Şu bir gerçek ki, sömürenler çok bilgili, çok zeki, sömürülenler çok bilgisiz ve hiç gelişmemiş. Sömürenlerin sadece dış odaklı olduklar zannedilir, hayır, sömürenlerin dış odaklısı da, iç odaklısı da var. Aralarındaki tek fark, dış odaklının ki, açık düşman kazığı, iç odaklının ki, örtülmüş dost kazığıdır. Hangisinin daha çirkin olduğunu siz düşünün. Dış odaklı sömürücüler, sömürdükleri toplumları, kendileri dışındaki tehlikelerden koruduklarını söylerler, doğrudur, ama amaç, sömürdüğü toplumu korumak değil, sömürgesini başkasına kaptırmamaktır. İç odaklı sömürücüler, sömürdükleri insanlara, öbür dünya için rehberlik yaptıklarını iddia ederler, aldıkları ücret peşin, vaat ettikleri öbür dünya veresiyedir. Sömürücülerin milliyeti, dini, imanı, dışı, içi yoktur, insanları kandırmak için, kutsal değerler, ulusal değerler, düşman tehlikesi dahil, akla gelen, gelmeyen, her türlü aracı kullanmakta hiçbir sakınca görmezler. Sömürülenler, her söylenene inanacak kadar, bilgisiz ve bilinçsiz oldukları süre, hinoğlu hinler, zavallılara, önce bindikleri dalı kestirip, yere düşürürler, sonra, üstüne çullanıp boynuna yuları geçiriverirler. O yulardan kurtulmak için yedi neslin değişmesi bile yetmeyebilir.

Kim bilir, belki bize de bindiğimiz dalı kestiriyorlar da, biz bunun farkında, bilincinde değiliz. Bilmek, aldanmamak, onurlu yaşamak, insanların, toplumların kendi sorumluluklarıdır. Düştükten sonra ayağa kalkabilmenin bedeli, düşmemek için harcanacak bedelden çok, çok fazladır.

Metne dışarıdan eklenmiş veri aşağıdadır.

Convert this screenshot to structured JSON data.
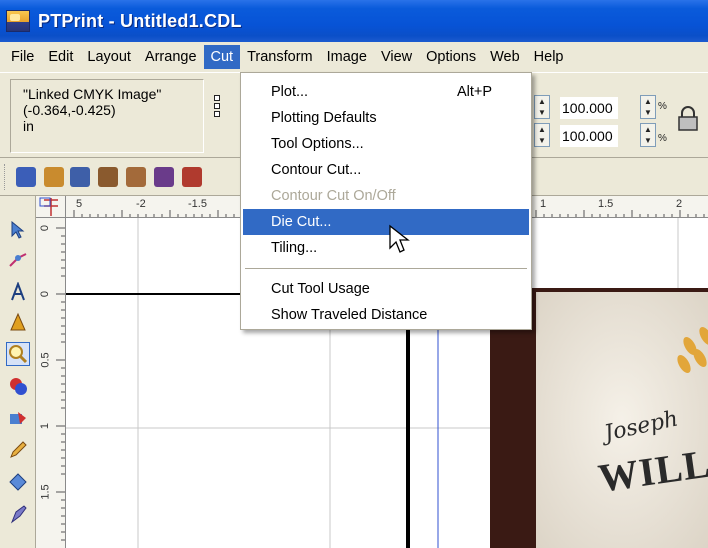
{
  "window": {
    "title": "PTPrint - Untitled1.CDL",
    "app_icon": "ptprint-app-icon"
  },
  "menubar": {
    "items": [
      {
        "label": "File"
      },
      {
        "label": "Edit"
      },
      {
        "label": "Layout"
      },
      {
        "label": "Arrange"
      },
      {
        "label": "Cut"
      },
      {
        "label": "Transform"
      },
      {
        "label": "Image"
      },
      {
        "label": "View"
      },
      {
        "label": "Options"
      },
      {
        "label": "Web"
      },
      {
        "label": "Help"
      }
    ],
    "active_index": 4
  },
  "property_bar": {
    "object_name": "\"Linked CMYK Image\"",
    "position": "(-0.364,-0.425)",
    "units": "in",
    "scale_x": "100.000",
    "scale_y": "100.000",
    "percent_symbol": "%"
  },
  "cut_menu": {
    "items": [
      {
        "label": "Plot...",
        "shortcut": "Alt+P",
        "enabled": true
      },
      {
        "label": "Plotting Defaults",
        "enabled": true
      },
      {
        "label": "Tool Options...",
        "enabled": true
      },
      {
        "label": "Contour Cut...",
        "enabled": true
      },
      {
        "label": "Contour Cut On/Off",
        "enabled": false
      },
      {
        "label": "Die Cut...",
        "enabled": true,
        "highlighted": true
      },
      {
        "label": "Tiling...",
        "enabled": true
      },
      {
        "label": "Cut Tool Usage",
        "enabled": true
      },
      {
        "label": "Show Traveled Distance",
        "enabled": true
      }
    ]
  },
  "ruler_top": {
    "labels": [
      "5",
      "-2",
      "-1.5",
      "1",
      "1.5",
      "2"
    ]
  },
  "ruler_left": {
    "labels": [
      "0",
      "0",
      "0.5",
      "1",
      "1.5"
    ]
  },
  "canvas_text": {
    "script": "Joseph",
    "wordmark": "WILLI"
  },
  "colors": {
    "title_bar": "#0A5BDB",
    "menu_highlight": "#316AC5",
    "chrome": "#ECE9D8"
  }
}
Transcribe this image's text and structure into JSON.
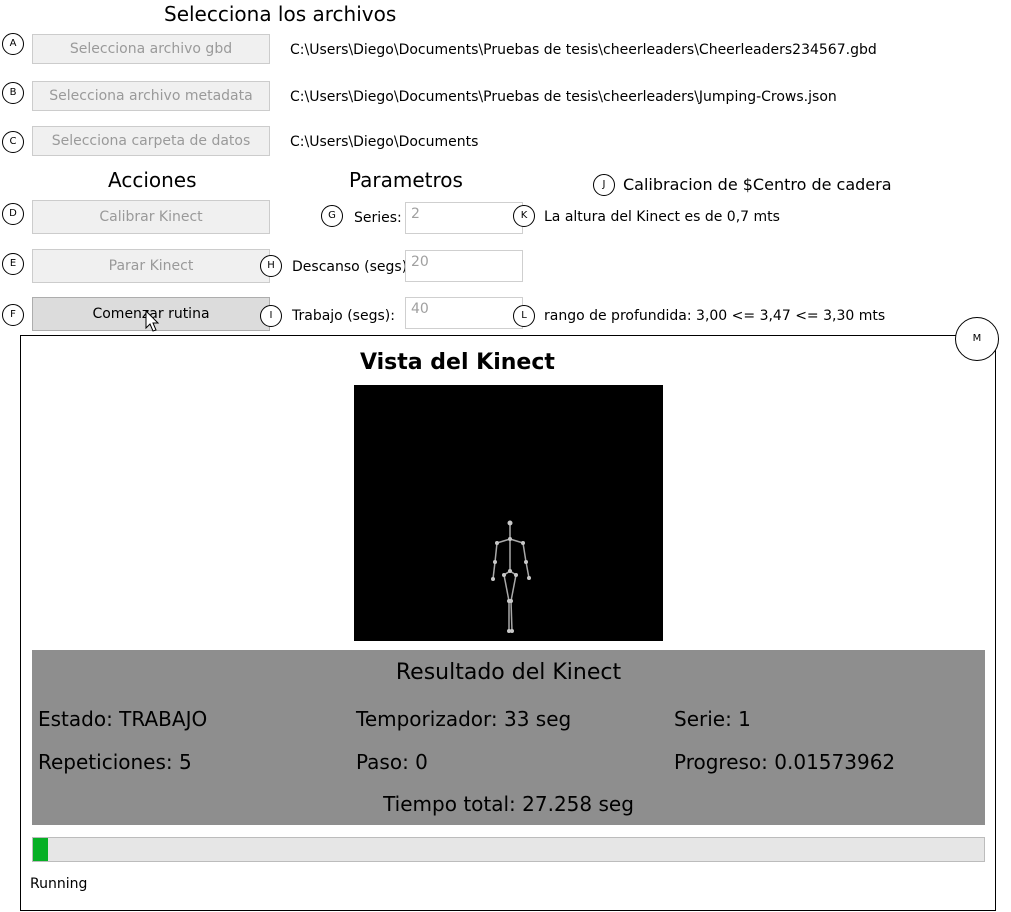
{
  "header": {
    "title": "Selecciona los archivos"
  },
  "files": {
    "gbd_button": "Selecciona archivo gbd",
    "gbd_path": "C:\\Users\\Diego\\Documents\\Pruebas de tesis\\cheerleaders\\Cheerleaders234567.gbd",
    "metadata_button": "Selecciona archivo metadata",
    "metadata_path": "C:\\Users\\Diego\\Documents\\Pruebas de tesis\\cheerleaders\\Jumping-Crows.json",
    "folder_button": "Selecciona carpeta de datos",
    "folder_path": "C:\\Users\\Diego\\Documents"
  },
  "actions": {
    "heading": "Acciones",
    "calibrate": "Calibrar Kinect",
    "stop": "Parar Kinect",
    "start": "Comenzar rutina"
  },
  "params": {
    "heading": "Parametros",
    "series_label": "Series:",
    "series_value": "2",
    "rest_label": "Descanso (segs)",
    "rest_value": "20",
    "work_label": "Trabajo (segs):",
    "work_value": "40"
  },
  "calibration": {
    "title": "Calibracion de $Centro de cadera",
    "height_text": "La altura del Kinect es de 0,7 mts",
    "depth_text": "rango de profundida: 3,00 <= 3,47 <= 3,30 mts"
  },
  "markers": {
    "a": "A",
    "b": "B",
    "c": "C",
    "d": "D",
    "e": "E",
    "f": "F",
    "g": "G",
    "h": "H",
    "i": "I",
    "j": "J",
    "k": "K",
    "l": "L",
    "m": "M"
  },
  "view": {
    "title": "Vista del Kinect"
  },
  "results": {
    "title": "Resultado del Kinect",
    "estado": "Estado: TRABAJO",
    "temporizador": "Temporizador: 33 seg",
    "serie": "Serie: 1",
    "repeticiones": "Repeticiones: 5",
    "paso": "Paso: 0",
    "progreso": "Progreso: 0.01573962",
    "total": "Tiempo total: 27.258 seg"
  },
  "progress": {
    "fraction": 0.0157
  },
  "status": {
    "text": "Running"
  },
  "colors": {
    "results_bg": "#8e8e8e",
    "view_bg": "#000000",
    "skeleton": "#a8a8a8"
  }
}
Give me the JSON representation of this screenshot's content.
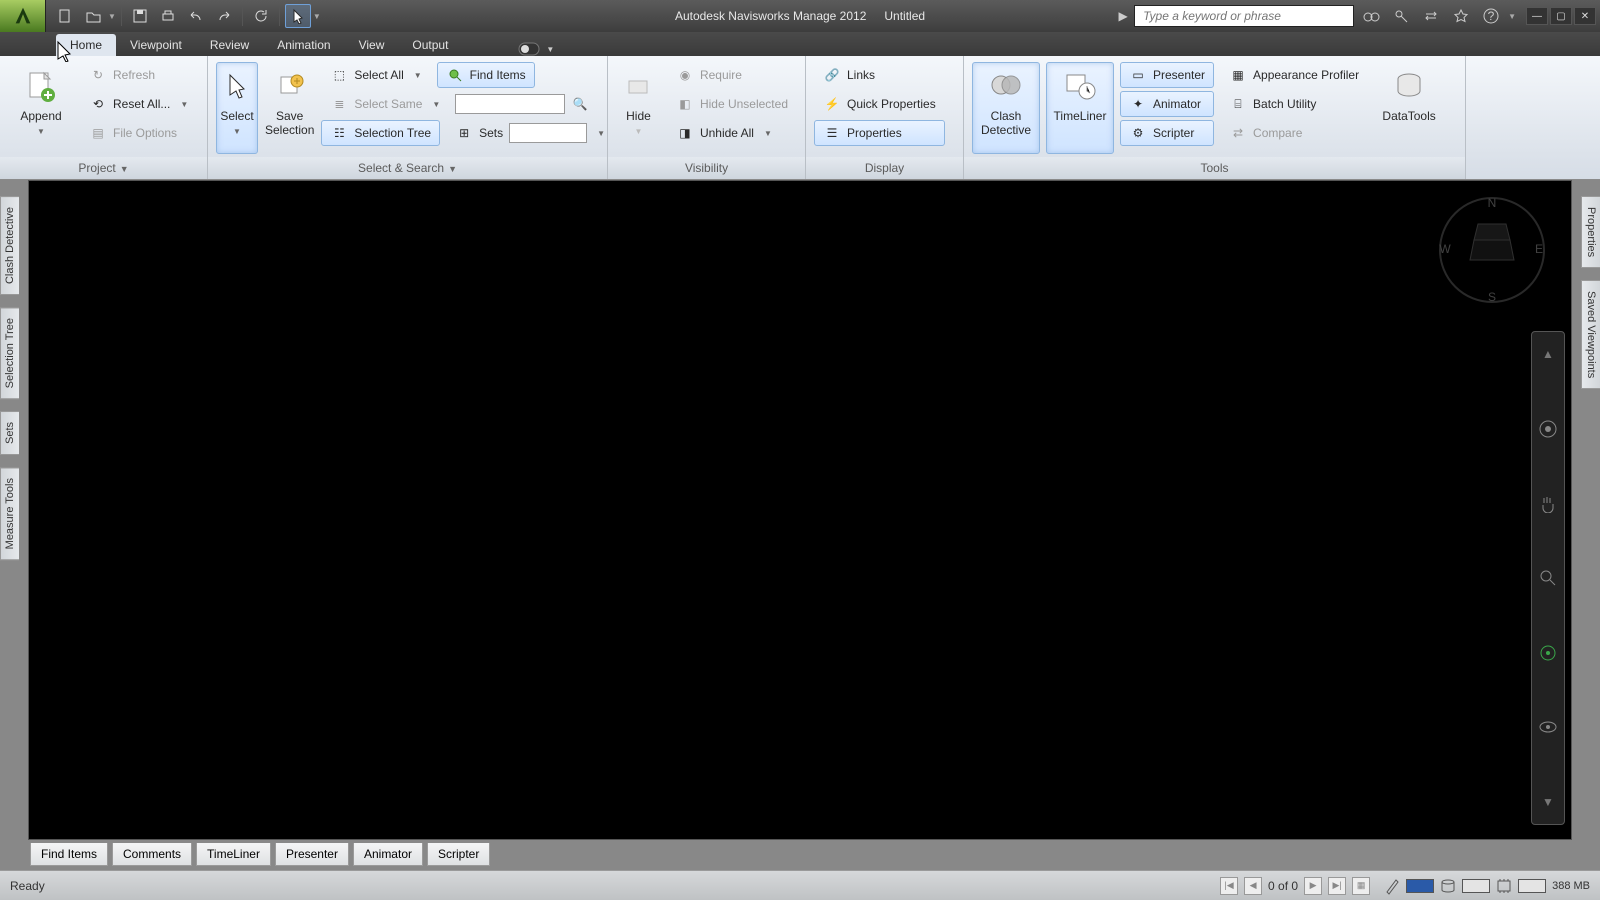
{
  "title": {
    "app": "Autodesk Navisworks Manage 2012",
    "doc": "Untitled"
  },
  "infocenter": {
    "placeholder": "Type a keyword or phrase"
  },
  "tabs": {
    "home": "Home",
    "viewpoint": "Viewpoint",
    "review": "Review",
    "animation": "Animation",
    "view": "View",
    "output": "Output"
  },
  "ribbon": {
    "project": {
      "title": "Project",
      "append": "Append",
      "refresh": "Refresh",
      "reset_all": "Reset All...",
      "file_options": "File Options"
    },
    "select_search": {
      "title": "Select & Search",
      "select": "Select",
      "save_selection": "Save\nSelection",
      "select_all": "Select All",
      "select_same": "Select Same",
      "selection_tree": "Selection Tree",
      "find_items": "Find Items",
      "sets": "Sets"
    },
    "visibility": {
      "title": "Visibility",
      "hide": "Hide",
      "require": "Require",
      "hide_unselected": "Hide Unselected",
      "unhide_all": "Unhide All"
    },
    "display": {
      "title": "Display",
      "links": "Links",
      "quick_properties": "Quick Properties",
      "properties": "Properties"
    },
    "tools": {
      "title": "Tools",
      "clash_detective": "Clash\nDetective",
      "timeliner": "TimeLiner",
      "presenter": "Presenter",
      "animator": "Animator",
      "scripter": "Scripter",
      "appearance_profiler": "Appearance Profiler",
      "batch_utility": "Batch Utility",
      "compare": "Compare",
      "datatools": "DataTools"
    }
  },
  "left_docks": [
    "Clash Detective",
    "Selection Tree",
    "Sets",
    "Measure Tools"
  ],
  "right_docks": [
    "Properties",
    "Saved Viewpoints"
  ],
  "bottom_tabs": [
    "Find Items",
    "Comments",
    "TimeLiner",
    "Presenter",
    "Animator",
    "Scripter"
  ],
  "status": {
    "ready": "Ready",
    "pager": "0 of 0",
    "mem": "388 MB"
  },
  "viewcube": {
    "n": "N",
    "e": "E",
    "s": "S",
    "w": "W"
  }
}
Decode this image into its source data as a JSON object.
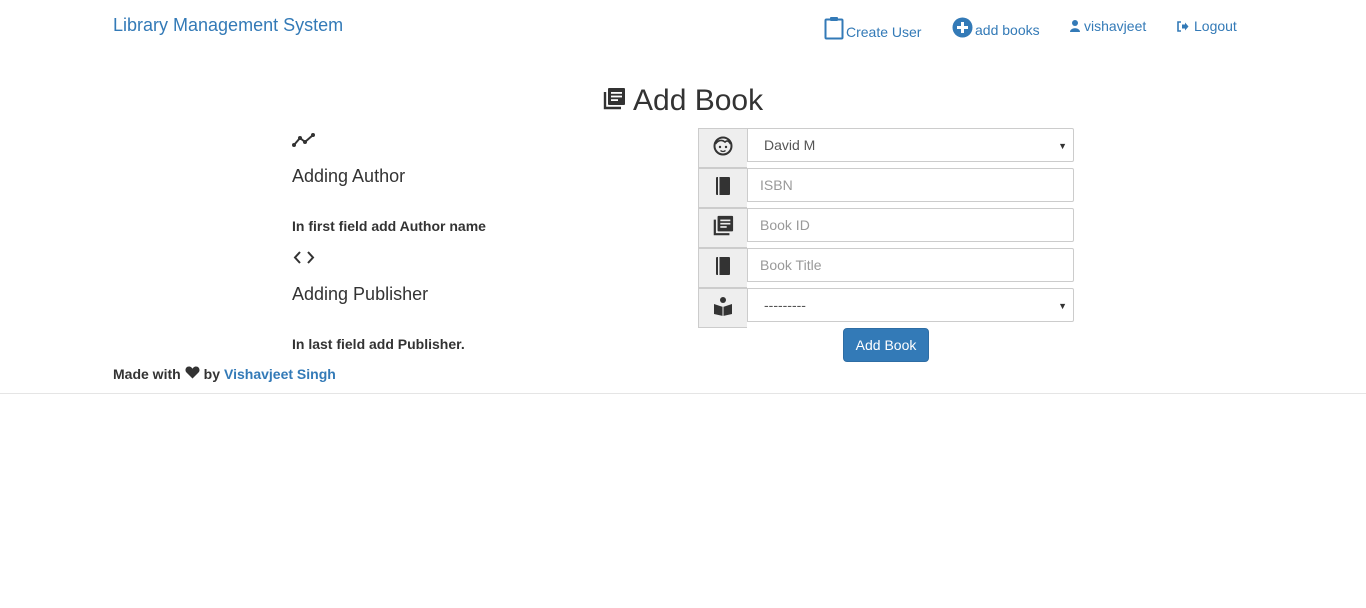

Anlamak, aydınlanmak, bilinçlenmek, güçlenmek, “uzun ince bir yol” olsa da, sabırla, kararlılıkla devam etmekten başka çare yoktur. Bireyler kurtarılmadan, Ulus kurtarılamaz.

Nakil… Tevatür… Derler ki;

Bir Arap’la bir Türk, çölde yaya olarak bir yerden bir yere gidiyorlar. Çöl koşullarında yürümek çok zor. Arap, Türk’e der ki; ikimiz birden yoruluyoruz, sırayla, birimiz diğerini sırtında taşısın, taşıyan biraz daha fazla yorulur ama hiç olmazsa sırayla dinlenmiş oluruz. Sırtta taşıma süresi, sırttakinin söyleyeceği bir türkü süresi kadar olsun. Türk, “Kavmi Necip’e” çok saygılı olduğu için düşünmeden olur der. Arap, önce ben seni taşıyayım der, bu özverili davranıştan Türk mest olur. Türk, Arap’ın sırtına biner, başlar, “Şu Yemen elleri, ne de, yamandır… Burası Huştur, yolu yokuştur, giden gelmiyor, acep ne iştir” ağıtını yanık yanık okumaya. Biter, yer değişirler. Arap, Türkün sırtına biner, başlar, “Yalelli” okumaya. Git Allah git, Arap’ın türküsü bir türlü bitmez. Türk, bitkin halde, ölüyorum, bu ne bitmez bir türküymüş der. Arap, istifini bozmadan; benim türküm bu. Ben anlaşmaya uygun hareket ediyorum, sen de uymak zorundasın, bunu baştan düşünseydin. Hem senin kaderin böyle yazılmış olmasaydı, başına bu iş gelmezdi. Kadere karşı gelinmez, katlanacaksın der. Ayrıca Arap, şunu da nakleder; ben falandan duymuştum, o da filandan duymuş, ulu kişi buyurmuş ki, “Türk, Arapsız yaşayamaz.” Türk, tanımadığı ulu kişinin bu hükmüne inanır. Böylece, Arap, Türk’ün elini kolunu ve beynini sıkıca bağlamış olur.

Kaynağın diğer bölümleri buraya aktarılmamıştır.